3. Point the user at the suppression-discipline skill (quality-workflow) for the standing rule, and /quality-unblock for when a hook later blocks a commit.

Step 4: Summarize

• List what was applied (path of each file written + edited).
• List what still needs the user's manual customization (with the specific TODOs).
• Note the cross-plugin next steps that were handed off (/quality-verify-hook, /quality-audit, and /feature-init if they want feature tracking — see the repo's top-level ADOPTION.md for the full sequence).
• If a workspace was scaffolded: note the next moves — bash scripts/clone-members.sh to pull members in, fill contracts:/deploy: in the manifest, run /project-init inside each member, and read feature-workflow/skills/shared/workspace.md.
• Suggest the next concrete action: typically "create a chore/project-standards branch, commit these, PR it into main to bring the standards in."
• Once setup is complete and verified, mention that project-workflow is a setup plugin — they can disable it for this repo via /plugin if they don't want /project-init lingering (the evergreen standards live in the other plugins, which stay enabled).

Notes

• Don't push or commit on the user's behalf — let them review the staged changes.
• TypeScript projects: wire both scanners — and don't pigeonhole skylos. skylos agent pre-commit is a broad static-analysis scanner (code quality, dead code, complexity, clones, security/danger, secrets, dependencies/SCA, AI-introduced regressions) that runs on staged TS/JS/C#/JSON, not just Python — so it pulls real weight on a TS repo, well beyond secrets/security. fallow adds TS/JS-native dead-code / complexity / duplication depth alongside it. The heavier full audit (skylos --quality --danger --secrets --sca) belongs in /quality-audit, not the hook. Just never wire skylos behind a *.py glob on a non-Python repo — it'd match nothing and silently scan zero files.
• Existing / legacy repo: expect a large findings backlog (hundreds–thousands). Wire the scanners new-only so they gate what's introduced and merely report the backlog without blocking every commit — then plan an incremental cleanup. Full details + exact flags in the "Existing / legacy repo: gate new, fix old incrementally" section of quality-stack-setup.
• A critical failure mode when adapting the lefthook.yml template (especially for a monorepo): keeping the auto-fixers (prettier/eslint, ruff) but dropping the static-analysis scans (py-scan/ts-scan).
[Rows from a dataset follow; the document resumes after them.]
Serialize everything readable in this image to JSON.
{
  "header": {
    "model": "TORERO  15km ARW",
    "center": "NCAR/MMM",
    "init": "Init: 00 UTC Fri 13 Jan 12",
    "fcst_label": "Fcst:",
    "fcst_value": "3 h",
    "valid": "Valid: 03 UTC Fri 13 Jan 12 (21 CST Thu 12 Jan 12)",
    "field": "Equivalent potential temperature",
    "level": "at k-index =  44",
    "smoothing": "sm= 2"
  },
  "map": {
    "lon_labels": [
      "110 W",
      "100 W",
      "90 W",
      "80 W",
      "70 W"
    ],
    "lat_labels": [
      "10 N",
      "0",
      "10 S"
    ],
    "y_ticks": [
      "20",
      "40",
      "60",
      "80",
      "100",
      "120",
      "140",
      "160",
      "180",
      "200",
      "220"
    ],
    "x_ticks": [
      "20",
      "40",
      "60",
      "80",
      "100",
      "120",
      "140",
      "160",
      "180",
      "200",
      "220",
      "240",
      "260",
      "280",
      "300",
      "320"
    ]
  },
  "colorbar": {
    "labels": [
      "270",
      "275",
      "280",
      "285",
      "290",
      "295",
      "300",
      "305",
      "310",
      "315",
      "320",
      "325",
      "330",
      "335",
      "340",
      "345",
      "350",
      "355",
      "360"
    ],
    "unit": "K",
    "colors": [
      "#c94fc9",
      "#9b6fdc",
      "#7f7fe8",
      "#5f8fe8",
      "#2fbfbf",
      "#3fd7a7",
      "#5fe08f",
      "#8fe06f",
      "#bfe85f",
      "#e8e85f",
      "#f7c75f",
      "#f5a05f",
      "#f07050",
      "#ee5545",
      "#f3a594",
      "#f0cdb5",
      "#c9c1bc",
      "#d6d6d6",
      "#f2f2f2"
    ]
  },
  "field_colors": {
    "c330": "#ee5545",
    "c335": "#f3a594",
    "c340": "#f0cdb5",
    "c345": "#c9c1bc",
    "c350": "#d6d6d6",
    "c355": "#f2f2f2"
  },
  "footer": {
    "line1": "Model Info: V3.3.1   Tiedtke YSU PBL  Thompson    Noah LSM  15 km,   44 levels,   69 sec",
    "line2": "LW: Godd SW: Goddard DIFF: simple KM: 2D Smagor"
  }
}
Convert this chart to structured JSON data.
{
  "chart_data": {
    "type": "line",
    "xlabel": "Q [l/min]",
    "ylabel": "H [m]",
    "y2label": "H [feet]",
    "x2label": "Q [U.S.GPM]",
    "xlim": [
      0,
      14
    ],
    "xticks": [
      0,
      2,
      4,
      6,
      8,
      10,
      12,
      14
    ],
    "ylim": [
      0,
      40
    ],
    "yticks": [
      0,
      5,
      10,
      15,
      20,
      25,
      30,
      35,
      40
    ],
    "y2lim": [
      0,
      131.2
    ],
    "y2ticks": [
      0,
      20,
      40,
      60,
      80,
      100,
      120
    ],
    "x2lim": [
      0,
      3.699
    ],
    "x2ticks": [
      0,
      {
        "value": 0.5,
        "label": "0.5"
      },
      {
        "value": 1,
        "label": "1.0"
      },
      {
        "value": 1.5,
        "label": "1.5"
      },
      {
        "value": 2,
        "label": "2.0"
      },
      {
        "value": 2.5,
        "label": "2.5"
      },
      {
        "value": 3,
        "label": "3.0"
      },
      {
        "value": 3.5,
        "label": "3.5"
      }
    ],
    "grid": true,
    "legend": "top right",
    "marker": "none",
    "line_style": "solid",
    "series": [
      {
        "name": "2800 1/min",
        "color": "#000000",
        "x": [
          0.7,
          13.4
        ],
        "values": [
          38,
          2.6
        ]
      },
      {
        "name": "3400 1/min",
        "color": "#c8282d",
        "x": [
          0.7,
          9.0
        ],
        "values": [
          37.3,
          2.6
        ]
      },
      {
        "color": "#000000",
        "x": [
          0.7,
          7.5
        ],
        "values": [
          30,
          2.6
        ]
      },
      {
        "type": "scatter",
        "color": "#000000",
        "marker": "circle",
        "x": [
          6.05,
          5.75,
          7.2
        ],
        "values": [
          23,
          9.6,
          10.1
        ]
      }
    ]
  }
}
The scans are the load-bearing AI-slop guardrail — pre-commit without them only formats. After customizing, confirm both skylos and fallow scan commands are still present and pointed at the real source dirs, and that /quality-verify-hook proves each fires.
• If the user is in a docs-only repo (no package.json, no pyproject.toml), only apply the branch promotion model — quality hooks would be ceremony with no value.